Droits de l'enfant : autorité parentale, protection et signalement

Les droits de l'enfant en France sont garantis par la Convention Internationale des Droits de l'Enfant (CIDE), ratifiée par la France en 1990, et par le Code civil. Tout enfant a droit à une identité (nom, nationalité), à l'éducation, aux soins de santé, à la protection contre toute forme de violence physique ou psychologique, et à l'expression de son opinion dans les décisions qui le concernent, de façon proportionnelle à son âge et à sa maturité. Ces droits s'imposent aux parents, aux institutions éducatives, aux professionnels de santé et à l'État en tant que garant de leur respect.

L'autorité parentale

L'autorité parentale est exercée conjointement par les deux parents, mariés ou non, dès lors que la filiation est établie à l'égard de chacun, jusqu'à la majorité civile de l'enfant à 18 ans. Elle recouvre le devoir d'entretien matériel, d'éducation morale et intellectuelle, et de protection physique et psychologique.
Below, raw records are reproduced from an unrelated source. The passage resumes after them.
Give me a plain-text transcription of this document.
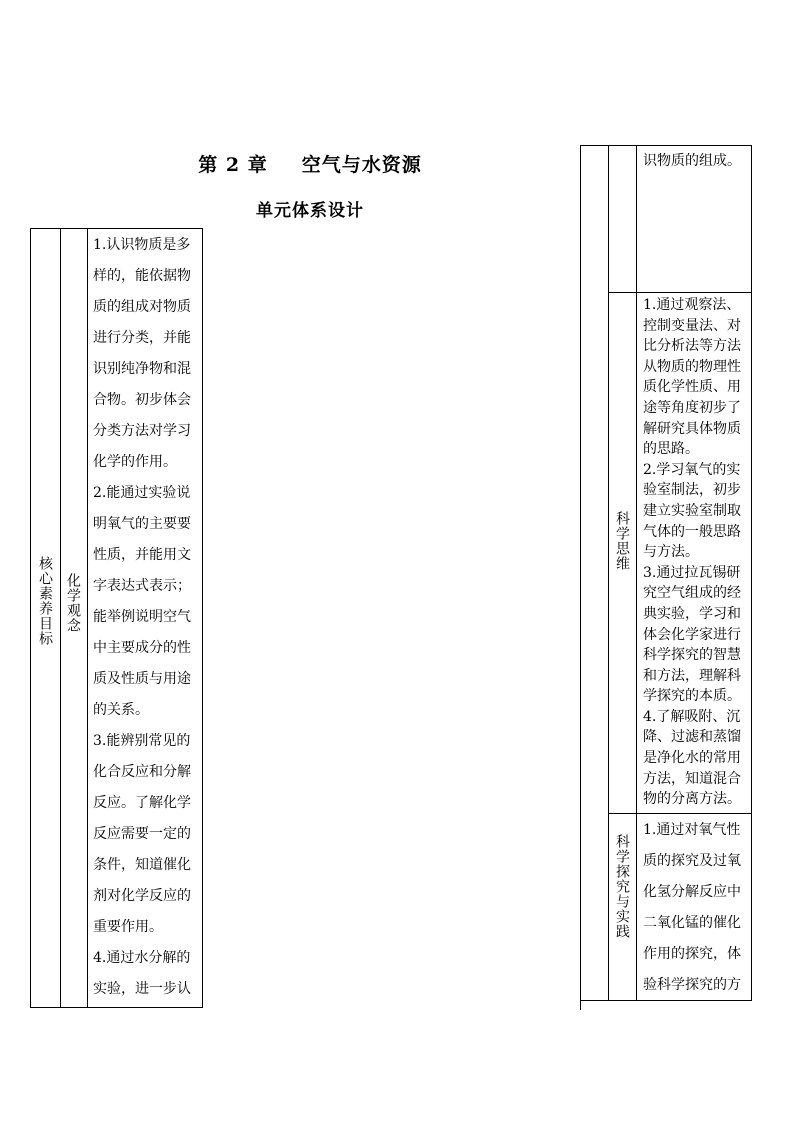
第 2 章 空气与水资源
单元体系设计
核心素养目标 化学观念
1.认识物质是多样的，能依据物质的组成对物质进行分类，并能识别纯净物和混合物。初步体会分类方法对学习化学的作用。
2.能通过实验说明氧气的主要要性质，并能用文字表达式表示；能举例说明空气中主要成分的性质及性质与用途的关系。
3.能辨别常见的化合反应和分解反应。了解化学反应需要一定的条件，知道催化剂对化学反应的重要作用。
4.通过水分解的实验，进一步认
识物质的组成。
科学思维
1.通过观察法、控制变量法、对比分析法等方法从物质的物理性质化学性质、用途等角度初步了解研究具体物质的思路。
2.学习氧气的实验室制法，初步建立实验室制取气体的一般思路与方法。
3.通过拉瓦锡研究空气组成的经典实验，学习和体会化学家进行科学探究的智慧和方法，理解科学探究的本质。
4.了解吸附、沉降、过滤和蒸馏是净化水的常用方法，知道混合物的分离方法。
科学探究与实践
1.通过对氧气性质的探究及过氧化氢分解反应中二氧化锰的催化作用的探究，体验科学探究的方
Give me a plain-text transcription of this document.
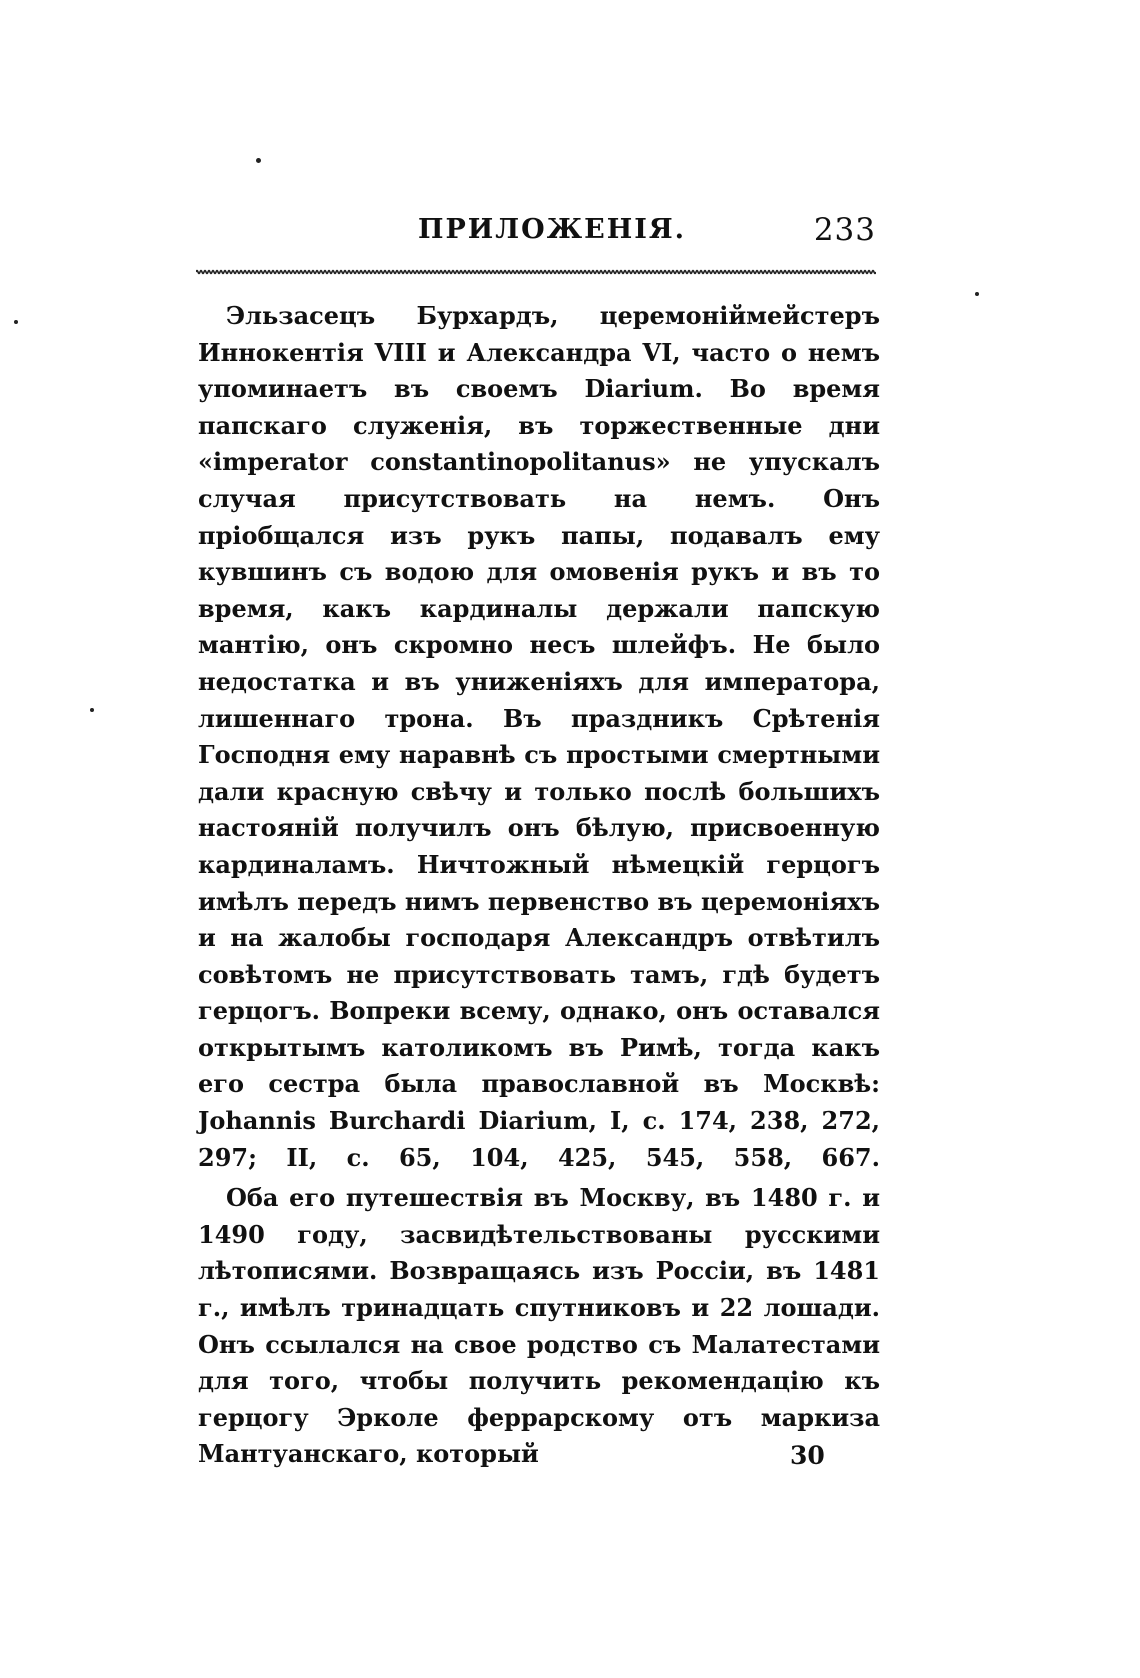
ПРИЛОЖЕНІЯ.	233

Эльзасецъ Бурхардъ, церемоніймейстеръ Иннокентія VIII и Александра VI, часто о немъ упоминаетъ въ своемъ Diarium. Во время папскаго служенія, въ торжественные дни «imperator constantinopolitanus» не упускалъ случая присутствовать на немъ. Онъ пріобщался изъ рукъ папы, подавалъ ему кувшинъ съ водою для омовенія рукъ и въ то время, какъ кардиналы держали папскую мантію, онъ скромно несъ шлейфъ. Не было недостатка и въ униженіяхъ для императора, лишеннаго трона. Въ праздникъ Срѣтенія Господня ему наравнѣ съ простыми смертными дали красную свѣчу и только послѣ большихъ настояній получилъ онъ бѣлую, присвоенную кардиналамъ. Ничтожный нѣмецкій герцогъ имѣлъ передъ нимъ первенство въ церемоніяхъ и на жалобы господаря Александръ отвѣтилъ совѣтомъ не присутствовать тамъ, гдѣ будетъ герцогъ. Вопреки всему, однако, онъ оставался открытымъ католикомъ въ Римѣ, тогда какъ его сестра была православной въ Москвѣ: Johannis Burchardi Diarium, I, c. 174, 238, 272, 297; II, c. 65, 104, 425, 545, 558, 667.

Оба его путешествія въ Москву, въ 1480 г. и 1490 году, засвидѣтельствованы русскими лѣтописями. Возвращаясь изъ Россіи, въ 1481 г., имѣлъ тринадцать спутниковъ и 22 лошади. Онъ ссылался на свое родство съ Малатестами для того, чтобы получить рекомендацію къ герцогу Эрколе феррарскому отъ маркиза Мантуанскаго, который	30
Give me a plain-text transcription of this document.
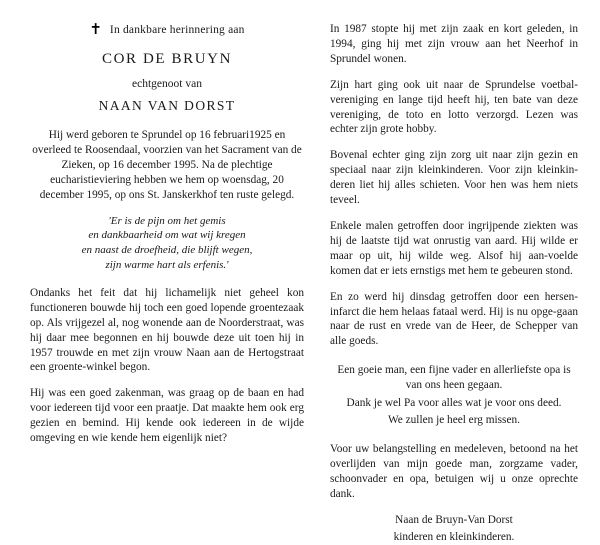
✝ In dankbare herinnering aan
COR DE BRUYN
echtgenoot van
NAAN VAN DORST

Hij werd geboren te Sprundel op 16 februari1925 en overleed te Roosendaal, voorzien van het Sacrament van de Zieken, op 16 december 1995. Na de plechtige eucharistieviering hebben we hem op woensdag, 20 december 1995, op ons St. Janskerkhof ten ruste gelegd.

'Er is de pijn om het gemis
en dankbaarheid om wat wij kregen
en naast de droefheid, die blijft wegen,
zijn warme hart als erfenis.'

Ondanks het feit dat hij lichamelijk niet geheel kon functioneren bouwde hij toch een goed lopende groentezaak op. Als vrijgezel al, nog wonende aan de Noorderstraat, was hij daar mee begonnen en hij bouwde deze uit toen hij in 1957 trouwde en met zijn vrouw Naan aan de Hertogstraat een groente-winkel begon.

Hij was een goed zakenman, was graag op de baan en had voor iedereen tijd voor een praatje. Dat maakte hem ook erg gezien en bemind. Hij kende ook iedereen in de wijde omgeving en wie kende hem eigenlijk niet?

In 1987 stopte hij met zijn zaak en kort geleden, in 1994, ging hij met zijn vrouw aan het Neerhof in Sprundel wonen.

Zijn hart ging ook uit naar de Sprundelse voetbal-vereniging en lange tijd heeft hij, ten bate van deze vereniging, de toto en lotto verzorgd. Lezen was echter zijn grote hobby.

Bovenal echter ging zijn zorg uit naar zijn gezin en speciaal naar zijn kleinkinderen. Voor zijn kleinkin-deren liet hij alles schieten. Voor hen was hem niets teveel.

Enkele malen getroffen door ingrijpende ziekten was hij de laatste tijd wat onrustig van aard. Hij wilde er maar op uit, hij wilde weg. Alsof hij aan-voelde komen dat er iets ernstigs met hem te gebeuren stond.

En zo werd hij dinsdag getroffen door een hersen-infarct die hem helaas fataal werd. Hij is nu opge-gaan naar de rust en vrede van de Heer, de Schepper van alle goeds.

Een goeie man, een fijne vader en allerliefste opa is van ons heen gegaan.
Dank je wel Pa voor alles wat je voor ons deed.
We zullen je heel erg missen.

Voor uw belangstelling en medeleven, betoond na het overlijden van mijn goede man, zorgzame vader, schoonvader en opa, betuigen wij u onze oprechte dank.

Naan de Bruyn-Van Dorst
kinderen en kleinkinderen.
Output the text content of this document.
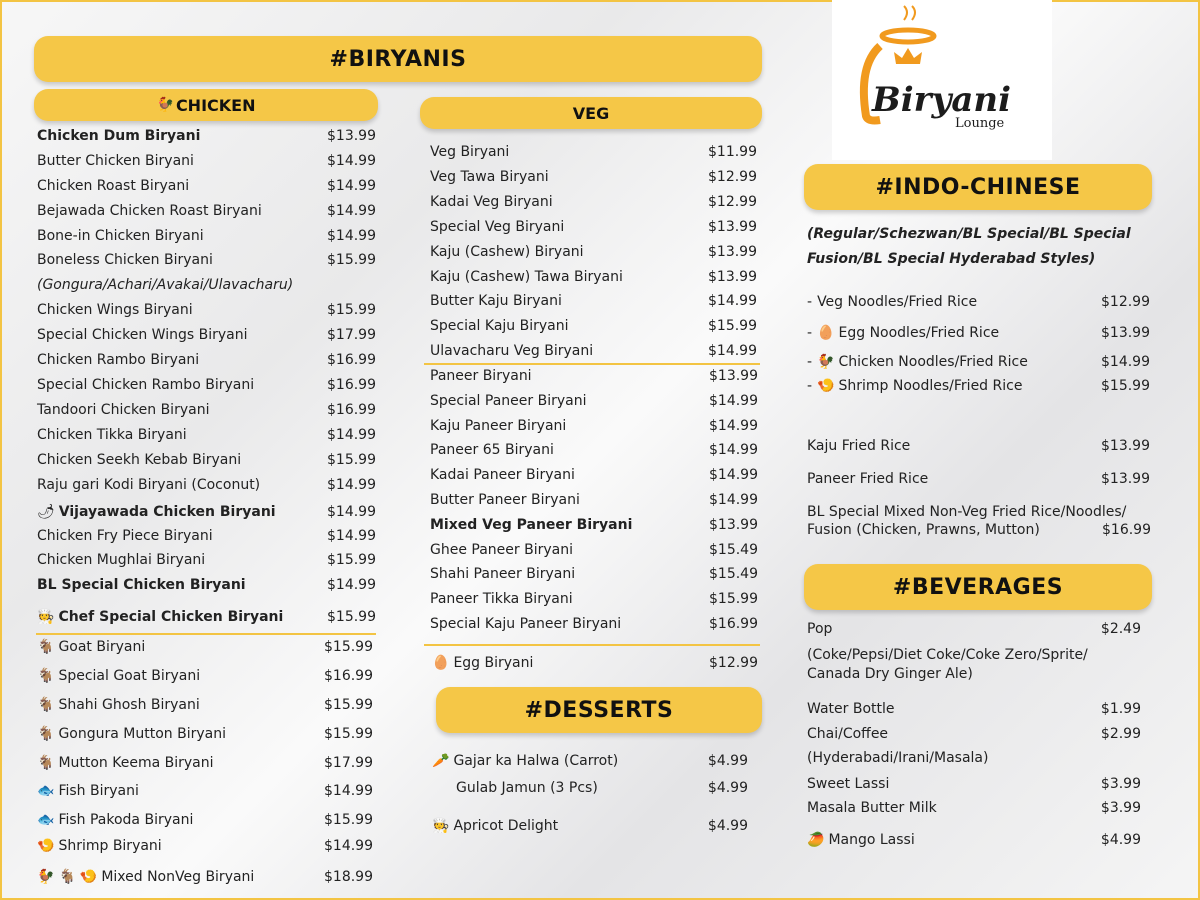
Biryani
Lounge
#BIRYANIS
🐓 CHICKEN	VEG
#INDO-CHINESE
#BEVERAGES
#DESSERTS
Chicken Dum Biryani	$13.99
Butter Chicken Biryani	$14.99
Chicken Roast Biryani	$14.99
Bejawada Chicken Roast Biryani	$14.99
Bone-in Chicken Biryani	$14.99
Boneless Chicken Biryani	$15.99
(Gongura/Achari/Avakai/Ulavacharu)
Chicken Wings Biryani	$15.99
Special Chicken Wings Biryani	$17.99
Chicken Rambo Biryani	$16.99
Special Chicken Rambo Biryani	$16.99
Tandoori Chicken Biryani	$16.99
Chicken Tikka Biryani	$14.99
Chicken Seekh Kebab Biryani	$15.99
Raju gari Kodi Biryani (Coconut)	$14.99
🌶 Vijayawada Chicken Biryani	$14.99
Chicken Fry Piece Biryani	$14.99
Chicken Mughlai Biryani	$15.99
BL Special Chicken Biryani	$14.99
🧑‍🍳 Chef Special Chicken Biryani	$15.99
🐐 Goat Biryani	$15.99
🐐 Special Goat Biryani	$16.99
🐐 Shahi Ghosh Biryani	$15.99
🐐 Gongura Mutton Biryani	$15.99
🐐 Mutton Keema Biryani	$17.99
🐟 Fish Biryani	$14.99
🐟 Fish Pakoda Biryani	$15.99
🍤 Shrimp Biryani	$14.99
🐓 🐐 🍤 Mixed NonVeg Biryani	$18.99
Veg Biryani	$11.99
Veg Tawa Biryani	$12.99
Kadai Veg Biryani	$12.99
Special Veg Biryani	$13.99
Kaju (Cashew) Biryani	$13.99
Kaju (Cashew) Tawa Biryani	$13.99
Butter Kaju Biryani	$14.99
Special Kaju Biryani	$15.99
Ulavacharu Veg Biryani	$14.99
Paneer Biryani	$13.99
Special Paneer Biryani	$14.99
Kaju Paneer Biryani	$14.99
Paneer 65 Biryani	$14.99
Kadai Paneer Biryani	$14.99
Butter Paneer Biryani	$14.99
Mixed Veg Paneer Biryani	$13.99
Ghee Paneer Biryani	$15.49
Shahi Paneer Biryani	$15.49
Paneer Tikka Biryani	$15.99
Special Kaju Paneer Biryani	$16.99
🥚 Egg Biryani	$12.99
🥕 Gajar ka Halwa (Carrot)	$4.99
Gulab Jamun (3 Pcs)	$4.99
🧑‍🍳 Apricot Delight	$4.99
(Regular/Schezwan/BL Special/BL Special
Fusion/BL Special Hyderabad Styles)
- Veg Noodles/Fried Rice	$12.99
- 🥚 Egg Noodles/Fried Rice	$13.99
- 🐓 Chicken Noodles/Fried Rice	$14.99
- 🍤 Shrimp Noodles/Fried Rice	$15.99
Kaju Fried Rice	$13.99
Paneer Fried Rice	$13.99
BL Special Mixed Non-Veg Fried Rice/Noodles/
Fusion (Chicken, Prawns, Mutton)	$16.99
Pop	$2.49
(Coke/Pepsi/Diet Coke/Coke Zero/Sprite/
Canada Dry Ginger Ale)
Water Bottle	$1.99
Chai/Coffee	$2.99
(Hyderabadi/Irani/Masala)
Sweet Lassi	$3.99
Masala Butter Milk	$3.99
🥭 Mango Lassi	$4.99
En cas de séparation, l'autorité parentale reste partagée entre les deux parents sauf décision contraire du juge aux affaires familiales (JAF). Le JAF peut confier l'exercice exclusif à l'un des parents si l'autre présente un danger avéré pour l'enfant, ou si la communication entre parents est durablement compromise.

Résidence, garde et pension alimentaire

Lors d'une séparation, le juge aux affaires familiales fixe la résidence habituelle de l'enfant, le droit de visite et d'hébergement de l'autre parent, et la contribution à l'entretien et à l'éducation (pension alimentaire). La résidence alternée, qui partage le temps de présence de façon égale entre les deux domiciles, est possible si les deux parents y consentent ou si le juge estime qu'elle sert l'intérêt de l'enfant. La pension alimentaire est calculée en fonction des ressources de chaque parent et des besoins de l'enfant, et peut être révisée à tout moment en cas de changement de situation. L'ARIPA (Agence de Recouvrement des Impayés de Pensions Alimentaires) peut contraindre un parent défaillant à payer.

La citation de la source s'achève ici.